The SOS Rank of Biquadratic Forms
Liqun Qi, Chunfeng Cui, Yi Xu
TL;DR
This work resolves the sos-rank for the smallest nontrivial class of biquadratic forms beyond the already understood cases by proving that any psd $3\times2$ biquadratic form can be expressed as the sum of four squares of bilinear forms. The authors combine algebraic geometry (Segre–Veronese embeddings, projective normality) with real-analytic tools (Rank Theorem, Federer–Sard) to establish surjectivity of a key multiplication map and to show that every such form lies in the image of a bilinear-squared parametrization. Building on prior results for $2\times2$ forms and Calderón’s bounds, they conjecture a linear $m+1$ bound for general $m\ge4$ and discuss implications for sos-rank theory and computational approaches in polynomial optimization.
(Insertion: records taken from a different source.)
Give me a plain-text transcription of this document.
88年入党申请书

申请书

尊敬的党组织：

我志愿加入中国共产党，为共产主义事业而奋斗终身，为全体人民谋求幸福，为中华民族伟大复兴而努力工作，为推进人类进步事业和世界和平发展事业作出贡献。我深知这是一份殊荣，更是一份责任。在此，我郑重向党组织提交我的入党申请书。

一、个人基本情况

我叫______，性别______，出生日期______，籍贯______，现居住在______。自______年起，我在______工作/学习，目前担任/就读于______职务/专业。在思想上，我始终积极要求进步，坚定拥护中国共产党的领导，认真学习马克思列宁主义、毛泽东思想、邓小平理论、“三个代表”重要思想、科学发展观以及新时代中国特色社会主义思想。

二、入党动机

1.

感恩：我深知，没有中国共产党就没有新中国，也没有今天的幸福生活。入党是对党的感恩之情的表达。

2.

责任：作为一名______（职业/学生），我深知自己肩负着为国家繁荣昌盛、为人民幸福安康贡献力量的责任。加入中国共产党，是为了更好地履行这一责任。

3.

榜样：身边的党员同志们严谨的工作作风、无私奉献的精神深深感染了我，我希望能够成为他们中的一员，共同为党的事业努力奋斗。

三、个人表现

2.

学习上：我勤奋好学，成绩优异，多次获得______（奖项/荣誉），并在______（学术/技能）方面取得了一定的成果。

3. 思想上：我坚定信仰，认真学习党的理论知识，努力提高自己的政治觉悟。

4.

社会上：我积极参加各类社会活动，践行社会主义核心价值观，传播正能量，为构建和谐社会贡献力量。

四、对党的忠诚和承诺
The results sharpen our understanding of sos representations in structured bilinear settings and may inform semidefinite relaxations in related optimization problems.
Abstract
In 1973, Calderón proved that an $m \times 2$ positive semidefinite (psd) biquadratic form can always be expressed as the sum of ${3m(m+1) \over 2}$ squares of quadratic forms. Very recently, by applying Hilbert's theorem on ternary quartics, we proved that a $2 \times 2$ psd biquadratic form can always be expressed as the sum of three squares of bilinear forms. This improved Calderón's result for $m=2$, and left the sos (sum-of-squares) rank problem of $m \times 2$ biquadratic forms for $m \ge 3$ to further exploration. In this paper, we show that an $3 \times 2$ psd biquadratic form can always be expressed as four squares of bilinear forms. We make a conjecture that an $m \times 2$ psd biquadratic form can always be expressed as $m+1$ squares of bilinear forms.